First down. Second down. Third down. Fourth down. The expected point total for the game. The type of offense they're facing? They'll even look at the weather conditions if they're playing outdoors.
"Really, they are quite sophisticated, quite complex and run off of literally millions of iterations," Reich said. "So I factor all that in, because that's factored all into the charts and we talk about that. So those go into those calls as well."
What's in the spotlight -- again -- for Reich is his frame of mind when it comes to situational fourth-down calls. You shouldn't expect Reich and his staff to deviate from their aggressive thoughts when it comes to fourth down, even if they're put in the same scenario they were in against the Texans in their Week 4 overtime loss, and even after they went 0-of-3 on fourth down against the Jacksonville Jaguars last weekend.
The Colts are only 6-of-14 on fourth-down attempts this season. Their 42.9 percent conversion rate is tied for 27th in the NFL.
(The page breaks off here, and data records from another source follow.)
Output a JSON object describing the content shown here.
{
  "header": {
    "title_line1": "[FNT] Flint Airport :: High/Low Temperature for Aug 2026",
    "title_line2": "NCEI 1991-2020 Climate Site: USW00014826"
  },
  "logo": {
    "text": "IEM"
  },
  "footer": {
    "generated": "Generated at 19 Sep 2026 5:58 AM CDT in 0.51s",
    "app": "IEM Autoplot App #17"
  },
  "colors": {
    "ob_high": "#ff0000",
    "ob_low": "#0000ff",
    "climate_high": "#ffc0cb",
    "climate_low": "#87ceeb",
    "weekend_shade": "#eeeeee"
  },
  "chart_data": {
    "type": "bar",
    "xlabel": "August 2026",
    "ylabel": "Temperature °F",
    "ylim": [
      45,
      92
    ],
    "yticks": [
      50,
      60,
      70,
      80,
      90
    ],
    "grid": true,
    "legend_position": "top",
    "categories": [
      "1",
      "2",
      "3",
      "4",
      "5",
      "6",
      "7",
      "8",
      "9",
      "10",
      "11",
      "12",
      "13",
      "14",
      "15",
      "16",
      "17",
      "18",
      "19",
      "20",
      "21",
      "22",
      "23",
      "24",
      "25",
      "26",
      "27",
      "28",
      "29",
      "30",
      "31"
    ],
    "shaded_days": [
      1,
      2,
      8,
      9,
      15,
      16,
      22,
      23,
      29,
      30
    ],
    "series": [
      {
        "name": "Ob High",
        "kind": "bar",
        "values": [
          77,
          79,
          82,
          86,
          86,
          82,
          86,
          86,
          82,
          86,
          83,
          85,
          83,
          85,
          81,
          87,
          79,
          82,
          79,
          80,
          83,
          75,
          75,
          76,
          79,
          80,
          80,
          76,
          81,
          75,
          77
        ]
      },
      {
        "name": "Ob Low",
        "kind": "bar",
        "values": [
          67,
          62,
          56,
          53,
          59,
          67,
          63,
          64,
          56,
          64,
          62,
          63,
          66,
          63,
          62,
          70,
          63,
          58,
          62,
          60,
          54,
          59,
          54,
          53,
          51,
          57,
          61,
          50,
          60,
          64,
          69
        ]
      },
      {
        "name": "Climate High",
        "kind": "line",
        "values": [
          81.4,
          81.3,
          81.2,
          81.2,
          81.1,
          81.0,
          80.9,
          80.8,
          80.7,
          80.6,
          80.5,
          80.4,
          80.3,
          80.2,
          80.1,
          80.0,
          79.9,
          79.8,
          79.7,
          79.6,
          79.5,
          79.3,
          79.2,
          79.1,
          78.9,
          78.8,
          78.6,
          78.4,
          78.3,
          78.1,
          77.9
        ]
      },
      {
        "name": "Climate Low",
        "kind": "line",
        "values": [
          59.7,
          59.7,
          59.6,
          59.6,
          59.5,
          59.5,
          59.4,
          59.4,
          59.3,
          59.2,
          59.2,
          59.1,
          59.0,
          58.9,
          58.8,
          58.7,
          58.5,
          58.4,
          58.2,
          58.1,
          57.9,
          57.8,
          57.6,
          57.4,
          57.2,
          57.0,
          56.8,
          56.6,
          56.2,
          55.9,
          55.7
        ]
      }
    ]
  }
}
"I think what most people -- not everyone -- would agree, who use the analytics, is that what the analytics tell us is that historical coaching philosophy has been a little bit conservative and that there are reasons to consider being more aggressive," Reich said. "Then you have to have maturity and wisdom to interpret the chart the way that you think is best for your team. That's the art of it. That's what the head coach gets paid to do. That's what you take responsibility for. That's what you take accountability for, because no matter what the charts says, it's still my decision at the end of the game. If it turns out that we lost, then that's my responsibility. If it turns out positive -- great, good for our team."
Reich first drew eyes on his aggressive playcalling when the Colts had the ball at fourth-and-4 from their own 43-yard line when quarterback Andrew Luck's throw landed at receiver Chester Rogers' feet, giving Houston a short field to work with to win the game in overtime on Sept. 30.